あなたの三島由紀夫に対する嫌悪は、何か筋金入りのものを感じて、うかつに手をだせば火傷をしそうな気がします。
お手紙、拝見しました。
あなたの三島由紀夫に対する嫌悪は、何か筋金入りのものを感じて、うかつに手をだせば火傷をしそうな気がします(つたない文学的表現をおゆるしください、以下つづく)。
ひとつ、このことについて聴くなら、いったい、三島の何があなたの神経にさわるのか、あるいは看過できない何ものがあるのか、そういった点です。

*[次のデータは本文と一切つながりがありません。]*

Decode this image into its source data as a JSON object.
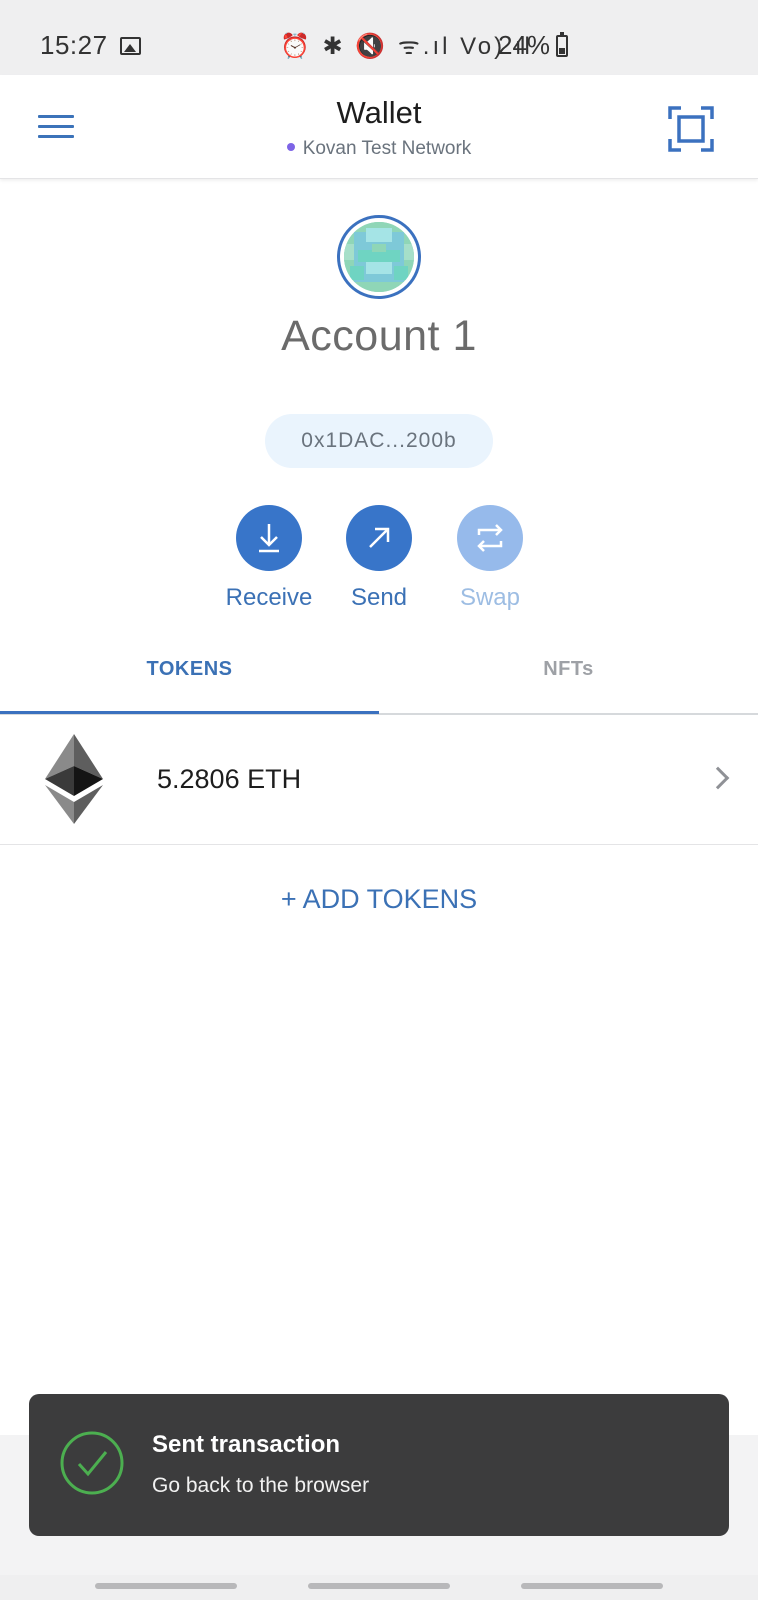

ご存じのとおり、私は三島由紀夫の崇拝者というわけではありません。世の中に、三島を崇拝したり、その行動や文学をしきりに称揚する人びとがいることは知っています。また、過剰に三島を忌避し、憎悪する人びとがいることも。私は、どちらにも組することができません。私は三島に非常な興味をもちますが、それは私個人の興味であり、その小さな私よりも大きなものに接続することはしていません。
私があなたの三島由紀夫に対する姿勢に誠実をみるのは、思い違いかもしれませんが、私の向き合い方と同じものを感じるからです。あなたはあなた個人として、三島由紀夫に向き合っているのではありませんか。そうでないなら、あなたのその、根底からの嫌悪が生まれてくるはずはないのです。
『豊饒の海』を読み終えた、それによって、三島に対する印象は変わることがなかった、かえってそれをより悪化させた、とおっしゃいましたね。それは具体的にどのような心境なのでしょう、あるいは理屈なのでしょう。私には何かそのことがわかる気がします、ですがあなたの言葉でそれを理解したい。
『豊饒の海』という作品を、私はまっとうに評価することはできません。正当に、ではなく、まっとうに、です。ここで、文学的アフォリズムをおゆるしください。人間の一生とは、若いときにつけた傷を、生涯さすっていくことである。その傷が、私にとって、『豊饒の海』をはじめとした三島由紀夫の文学なのです。
傷つけられたといって、非難し、憎むことは当然かもしれません。大げさにいえば、三島由紀夫を読んだことが、生涯の汚点だと。しかし傷つけられるとはどこか甘やかなことではありませんか。その甘やかさが、私を今のように生かしていることも確かなのです。私は、生を憎みません。
輪廻転生の物語である、『豊饒の海』は、若者の物語です。私はさいきん読み返して、それが同時に老人の物語であることにもやっと気がつき、苦々しさを覚えました。ですがそれはいまさらの不快感です。あなたの感じたいやらしさとは、もっと何か微妙なものでしょう。
私のこのじめじめとした追及は、私が崇拝しているものにケチをつけられた怨嗟から生じているのではないことは、先ほど書きました。三島由紀夫がいかに否定されようと、私の傷が癒えることも、拡がることもないのですから。また、傷の形状や傷の具合をさぐることもしません。さっきの出来の悪いアフォリズムに則れば、傷は、詮索するものではなく、さすりつづけるものです。ちなみに、私は人前でさすりません。ある種の本を読んでいるときさするのです。
あなたは、嫌いだからこそ、けっこう三島由紀夫を読んでいますね。嫌悪から読む。それは、文学の詐術にとりこまれているともいえます。それが私には面白い。あなたは三島に騙されていない。ですが文学に騙されている。これは、レトリックです。「何かを否定するために読んでも、読むことで文学は力を増す」。これは、あなたが以前書いたことでしたね。
わかった気がします。私たちは、文学自体に、屈折した思いを抱いている。傷とか、癒やしとか、そうではなくて、文学に身をさらすとはどういうことか、体験したあとで、懸命に、それを言葉に成そうとしている。
三島由紀夫に対する、根底からの嫌悪、と書きました。その奥に、文学に対する、根底からの、何があるのか、それを私は聴きたい。私は三島を含めた、私の読んだ、体験した文学をとおして、それを拒否しないまま、文学をさぐりたい。
あなたには、私とは違う考えがあると思うのですが。